Finance

GOP Tax Writers Eye Tightening Pass-Through Rate Rules

Rep. Peter Roskam (R-Ill.), chairman of the House Ways and Means Subcommittee on Tax Policy. (Alex Wong/Getty Images)

Republican tax writers are considering writing rules into their reform package aimed at preventing large companies from taking advantage of pass-through business tax rates intended for small businesses, Rep. Peter Roskam said Thursday.

Roskam, an Illinois Republican and chairman of the House Ways and Means subcommittee on tax policy, said following a panel hearing on small business taxation that Republicans are “very mindful of some of the concerns in terms of anti-abuse rules on the pass-through treatment.”

People on both sides of the tax reform debate have framed the pass-through structure as a means of easing tax compliance for small businesses, rather than large corporations.

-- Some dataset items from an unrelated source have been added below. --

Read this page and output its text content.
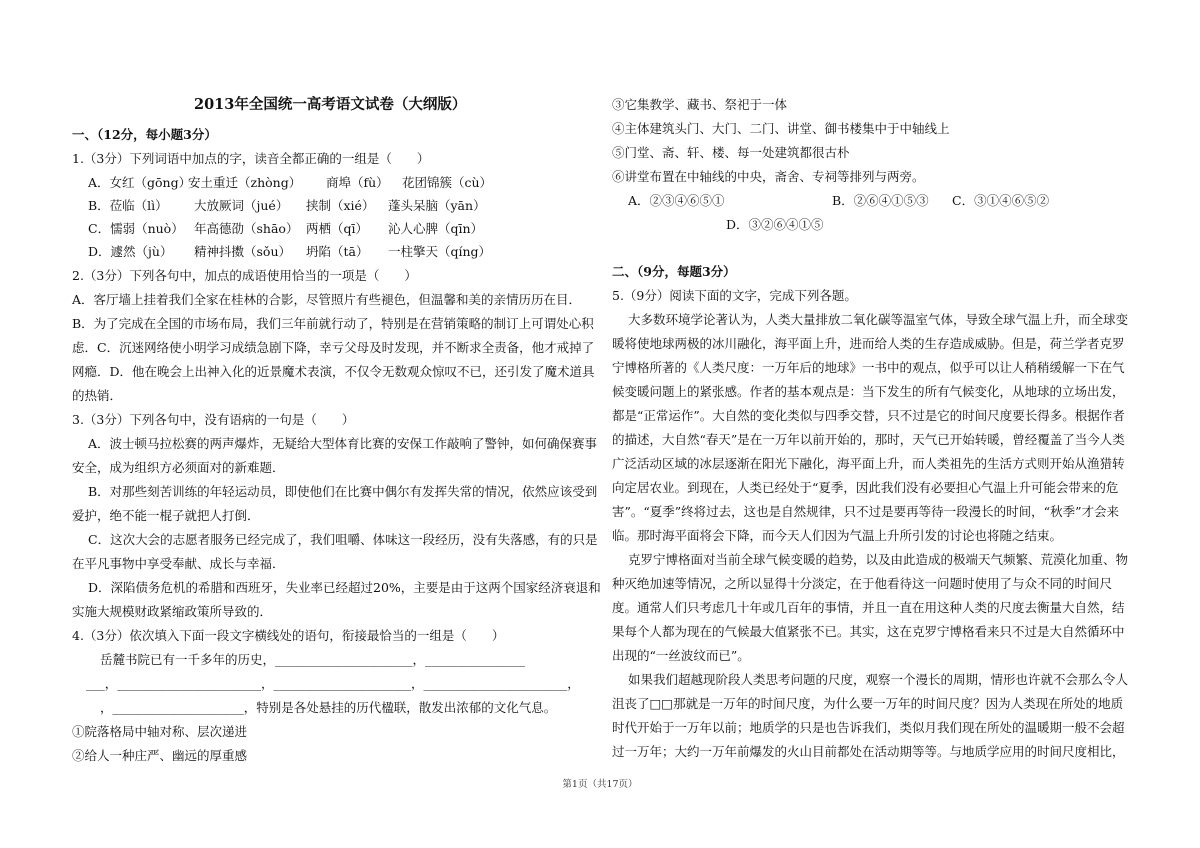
2013年全国统一高考语文试卷（大纲版）
一、（12分，每小题3分）
1.（3分）下列词语中加点的字，读音全都正确的一组是（　　）
A．女红（gōng）安土重迁（zhòng） 商埠（fù） 花团锦簇（cù）
B．莅临（lì） 大放厥词（jué） 挟制（xié） 蓬头呆脑（yān）
C．懦弱（nuò） 年高德劭（shāo） 两栖（qī） 沁人心脾（qīn）
D．遽然（jù） 精神抖擞（sǒu） 坍陷（tā） 一柱擎天（qíng）
2.（3分）下列各句中，加点的成语使用恰当的一项是（　　）
A．客厅墙上挂着我们全家在桂林的合影，尽管照片有些褪色，但温馨和美的亲情历历在目．
B．为了完成在全国的市场布局，我们三年前就行动了，特别是在营销策略的制订上可谓处心积
虑．C．沉迷网络使小明学习成绩急剧下降，幸亏父母及时发现，并不断求全责备，他才戒掉了
网瘾．D．他在晚会上出神入化的近景魔术表演，不仅令无数观众惊叹不已，还引发了魔术道具
的热销．
3.（3分）下列各句中，没有语病的一句是（　　）
A．波士顿马拉松赛的两声爆炸，无疑给大型体育比赛的安保工作敲响了警钟，如何确保赛事
安全，成为组织方必须面对的新难题．
B．对那些刻苦训练的年轻运动员，即使他们在比赛中偶尔有发挥失常的情况，依然应该受到
爱护，绝不能一棍子就把人打倒．
C．这次大会的志愿者服务已经完成了，我们咀嚼、体味这一段经历，没有失落感，有的只是
在平凡事物中享受奉献、成长与幸福．
D．深陷债务危机的希腊和西班牙，失业率已经超过20%，主要是由于这两个国家经济衰退和
实施大规模财政紧缩政策所导致的．
4.（3分）依次填入下面一段文字横线处的语句，衔接最恰当的一组是（　　）
岳麓书院已有一千多年的历史，______________________，________________
___，_______________________，______________________，_______________________，
，_____________________，特别是各处悬挂的历代楹联，散发出浓郁的文化气息。
①院落格局中轴对称、层次递进
②给人一种庄严、幽远的厚重感
③它集教学、藏书、祭祀于一体
④主体建筑头门、大门、二门、讲堂、御书楼集中于中轴线上
⑤门堂、斋、轩、楼、每一处建筑都很古朴
⑥讲堂布置在中轴线的中央，斋舍、专祠等排列与两旁。
A．②③④⑥⑤①	B．②⑥④①⑤③ C．③①④⑥⑤②
D．③②⑥④①⑤
二、（9分，每题3分）
5.（9分）阅读下面的文字，完成下列各题。
大多数环境学论著认为，人类大量排放二氧化碳等温室气体，导致全球气温上升，而全球变
暖将使地球两极的冰川融化，海平面上升，进而给人类的生存造成威胁。但是，荷兰学者克罗
宁博格所著的《人类尺度：一万年后的地球》一书中的观点，似乎可以让人稍稍缓解一下在气
候变暖问题上的紧张感。作者的基本观点是：当下发生的所有气候变化，从地球的立场出发，
都是“正常运作”。大自然的变化类似与四季交替，只不过是它的时间尺度要长得多。根据作者
的描述，大自然“春天”是在一万年以前开始的，那时，天气已开始转暖，曾经覆盖了当今人类
广泛活动区域的冰层逐渐在阳光下融化，海平面上升，而人类祖先的生活方式则开始从渔猎转
向定居农业。到现在，人类已经处于“夏季，因此我们没有必要担心气温上升可能会带来的危
害”。“夏季”终将过去，这也是自然规律，只不过是要再等待一段漫长的时间，“秋季”才会来
临。那时海平面将会下降，而今天人们因为气温上升所引发的讨论也将随之结束。
克罗宁博格面对当前全球气候变暖的趋势，以及由此造成的极端天气频繁、荒漠化加重、物
种灭绝加速等情况，之所以显得十分淡定，在于他看待这一问题时使用了与众不同的时间尺
度。通常人们只考虑几十年或几百年的事情，并且一直在用这种人类的尺度去衡量大自然，结
果每个人都为现在的气候最大值紧张不已。其实，这在克罗宁博格看来只不过是大自然循环中
出现的“一丝波纹而已”。
如果我们超越现阶段人类思考问题的尺度，观察一个漫长的周期，情形也许就不会那么令人
沮丧了□□那就是一万年的时间尺度，为什么要一万年的时间尺度？因为人类现在所处的地质
时代开始于一万年以前；地质学的只是也告诉我们，类似月我们现在所处的温暖期一般不会超
过一万年；大约一万年前爆发的火山目前都处在活动期等等。与地质学应用的时间尺度相比，
第1页（共17页）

Republicans at the vanguard of the tax reform efforts, including Roskam, have focused on the possible benefits of a special rate to small businesses. During Thursday’s subcommittee hearing, a handful of Democrats said they believe tax reform should avoid cutting rates for large businesses by allowing big companies to take advantage of the pass-through rate.

“Message received,” Roskam said just before ending the hearing. “We need to understand that so that it can’t be manipulated.”

In addition to his comments on pass-through businesses, Roskam suggested that Republicans are interested in finding a way to allow small businesses to deduct interest expenses. The current GOP “blueprint” proposes eliminating corporate interest deductions in exchange for allowing companies access to full tax write-offs for capital investment expenses.

Roskam said that determining how to judge what type of businesses should qualify for a small business interest deduction is still “under consideration.”

“Part of the feedback has been a sensitivity to people who have no access to capital in other forms, and they need to go out and borrow money, and they need to make sure that they’ve got the ability to acquire that,” he said. “There’s a recognition that there’s a special need on the part of somebody who’s just getting out, and the idea that they wouldn’t have that deduction seems like too high of a burden, so let’s fix it for them.”

The hearing that Roskam chaired Thursday — the subcommittee’s first of the 115th Congress — was largely focused on talk about bipartisan agreement on easing tax burdens on small businesses. Partisan friction about issues like pass-throughs bubbled under during the course of the panel.

Rep. Lloyd Doggett of Texas, the subcommittee’s ranking Democrat, said in his opening statement that he thinks lawmakers should “look carefully at the proposals that my Republican colleagues are advancing to ensure that they accomplish the objective that we share in advancing small businesses.”

“Not all those that benefit from pass-throughs are genuinely small businesses,” Doggett noted. “Many of them are connected to Wall Street, to some of the wealthiest people in the country.”